As the prime rate (Selic) rose, the main products allocated to paper FIIs also rose in value, such as real estate claims (CRI) and real estate letters of credit (LCI). Now the scenario is changing.
With the current scenario of three months of deflation in a row, some paper funds could see a decline in their dividends for 2023, especially those whose portfolios are heavily exposed to inflation indices, such as IPCA and IGP-M, for example.
Among paper FIIs, the founding partner of Guardian points out that they have mixed exposure to inflation and CDI indices, the tendency is to manage to maintain the level of dividend distribution, with some showing a slight downward adjustment.
Meanwhile, funds with exposure to CDI-exposed assets should see an improvement in earnings distribution.
In relation to hybrid funds, i.e. those that mix the allocation between assets invested by brick and paper FIIs, dividend distribution in 2023 it will depend on the strategy implemented by each of them.

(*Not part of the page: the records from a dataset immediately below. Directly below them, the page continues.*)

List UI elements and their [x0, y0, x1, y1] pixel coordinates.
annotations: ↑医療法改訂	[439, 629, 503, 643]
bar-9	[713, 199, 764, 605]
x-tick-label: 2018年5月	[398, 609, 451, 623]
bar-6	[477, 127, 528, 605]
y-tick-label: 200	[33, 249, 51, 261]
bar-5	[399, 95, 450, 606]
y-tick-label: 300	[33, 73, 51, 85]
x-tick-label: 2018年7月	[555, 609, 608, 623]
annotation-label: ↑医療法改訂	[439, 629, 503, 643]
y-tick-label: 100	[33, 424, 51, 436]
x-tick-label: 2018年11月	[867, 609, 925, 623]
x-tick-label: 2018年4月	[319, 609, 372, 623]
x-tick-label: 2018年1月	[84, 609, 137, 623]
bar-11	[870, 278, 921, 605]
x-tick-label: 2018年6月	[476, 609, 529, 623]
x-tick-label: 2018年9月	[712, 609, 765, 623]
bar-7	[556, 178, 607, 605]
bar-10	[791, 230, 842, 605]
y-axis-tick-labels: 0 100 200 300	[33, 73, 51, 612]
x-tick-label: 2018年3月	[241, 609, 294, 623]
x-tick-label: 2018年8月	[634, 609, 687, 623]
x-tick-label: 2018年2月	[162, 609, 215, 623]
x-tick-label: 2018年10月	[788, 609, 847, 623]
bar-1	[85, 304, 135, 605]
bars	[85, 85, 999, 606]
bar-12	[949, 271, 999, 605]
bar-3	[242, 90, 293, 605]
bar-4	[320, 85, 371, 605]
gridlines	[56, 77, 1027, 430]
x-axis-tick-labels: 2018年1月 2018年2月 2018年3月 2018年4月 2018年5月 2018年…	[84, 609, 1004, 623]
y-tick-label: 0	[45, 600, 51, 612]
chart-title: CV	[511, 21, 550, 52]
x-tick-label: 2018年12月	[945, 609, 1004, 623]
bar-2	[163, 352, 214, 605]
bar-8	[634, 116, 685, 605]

Some hybrid FIIs may take a more “entrepreneurial” stance, so they will have an advantage when investing in the construction and development of real assets.
For them, the outlook becomes more complex, as the market has yet to see a high interest rate scenario that drags on for several months into the coming year, amid tighter monetary policy.
If the capital gains of these FIIs depend on the construction and sale of these ventures, maintaining income may become more complicated in this high interest rate scenario.
However, by considering hybrid funds with lower risks, that is, those that have the advantage of directly taking mixed exposure in brick assets and CRIs, they can be inserted into a more positive dividend payout scenario.
Is it time to ditch inflation-linked paper funds?
Despite market estimates, they point to a more negative scenario in relation to distribution dividends from FIIs of papers indexed according to inflation indices, for example, this does not mean that the investor should leave the sector permanently, on the contrary.
In less favorable scenarios for these funds, it is possible to find opportunities to buy these shares at discounted prices. In this case, Gustavo Asdourian emphasizes the importance of continued exposure to assets that protect capital against inflation.
“It doesn’t make sense to only want to have this type of asset when inflation is high or not have it when it is low. I believe that the longer-term approach to investments is also to maintain a composition of equity capital protected from inflation”.
One of the alternatives for investors is to rebalance their portfolio in different periods in the economy and take advantage of the best opportunities, not neglecting diversification, which manages to maintain a relevant level of income dividends in different scenarios.